I just had a guy here that is selling a water softening system. He talked about the difference it makes in your clothes, on your skin, in the washing and cleaning of dishes and the house in general. I could feel the difference on my skin and thought of how dry and flaky my skin always is. It feels like a treat to myself to even consider having softer skin. I’m actually considering it!
On another note, more purging and cleaning of mom’s things today. I got the big boxes out of the trunk that were from her house/apartment. Alot of photos and an insane amount of books and Bibles. I don’t want her stuff just floating around the house and basement. I considered a storage unit but they’re expensive.
So, due to all my own cleaning and purging, there is a lot of empty space in the storage area. I just moved it all into one of the empty shelves.
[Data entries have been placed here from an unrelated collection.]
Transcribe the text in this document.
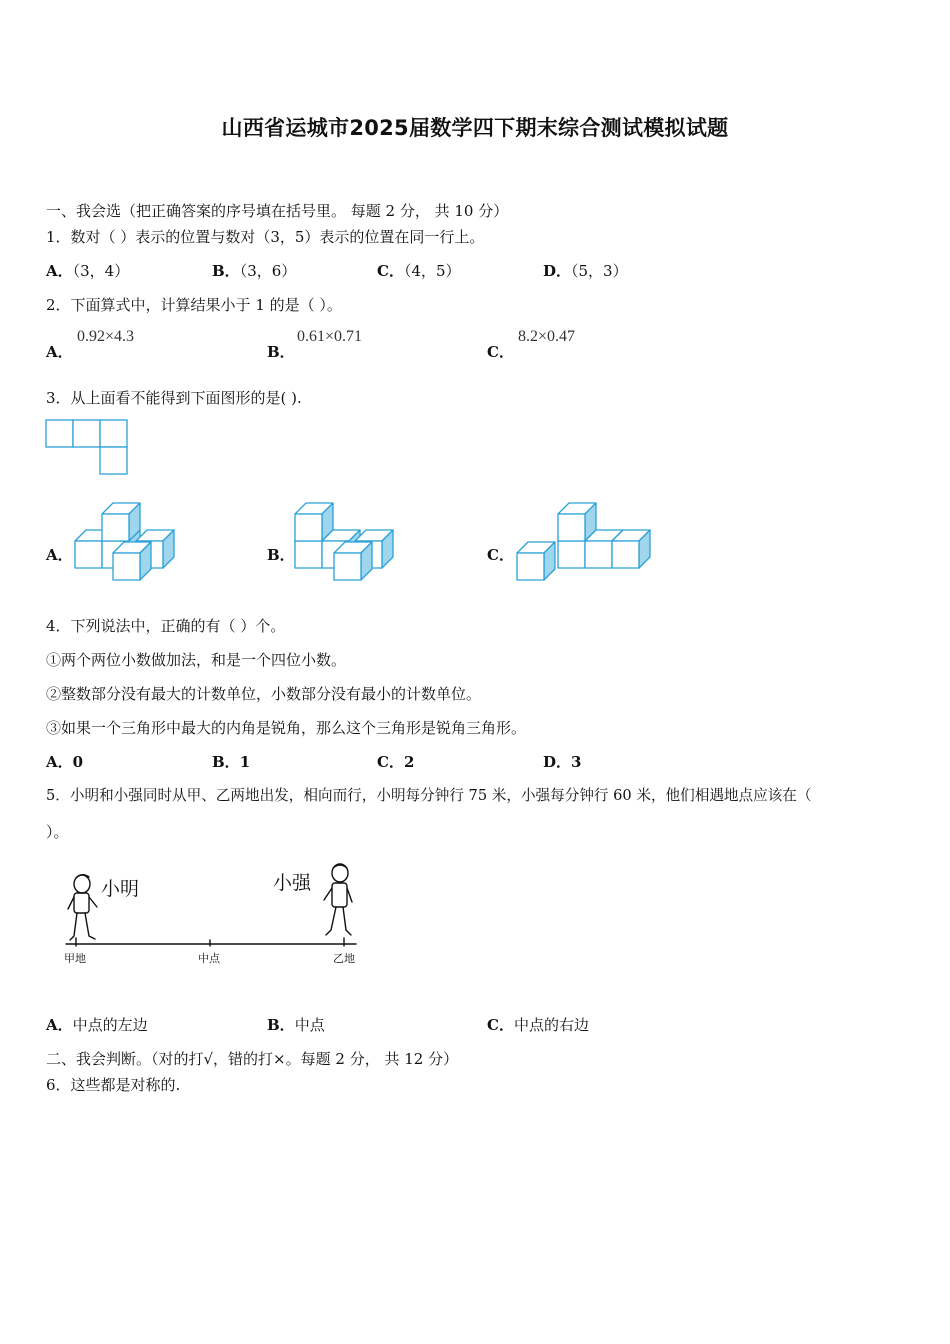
山西省运城市2025届数学四下期末综合测试模拟试题
一、我会选（把正确答案的序号填在括号里。 每题 2 分， 共 10 分）
1．数对（ ）表示的位置与数对（3，5）表示的位置在同一行上。
A．（3，4）	B．（3，6）	C．（4，5）	D．（5，3）
2．下面算式中，计算结果小于 1 的是（ ）。
A．
0.92×4.3
B．
0.61×0.71
C．
8.2×0.47
3．从上面看不能得到下面图形的是( ).
A．	B．	C．
4．下列说法中，正确的有（ ）个。
①两个两位小数做加法，和是一个四位小数。
②整数部分没有最大的计数单位，小数部分没有最小的计数单位。
③如果一个三角形中最大的内角是锐角，那么这个三角形是锐角三角形。
A．0	B．1	C．2	D．3
5．小明和小强同时从甲、乙两地出发，相向而行，小明每分钟行 75 米，小强每分钟行 60 米，他们相遇地点应该在（
）。
小明	小强
甲地	中点	乙地
A．中点的左边	B．中点	C．中点的右边
二、我会判断。（对的打√，错的打×。每题 2 分， 共 12 分）
6．这些都是对称的.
It’s in one place, it’s not in my normal traffic flow and someday when I want to do something with it, it’s all in one place. I didn’t want any jewelry in my bedroom either so it’s all there as well.
It made me feel good to see all these empty shelves and how I love that. I want it to stay that way. I saw a ton of duplicate photos from other places so I’m sure we’ll be throwing photos away even. I threw away a photo of my relative that abused me. Lots of history there.
Anyway, so on we go w/ this journey, and I’m so glad I’ve been recording these thoughts all these years. I didn’t want to forget what it was really like, all along the way.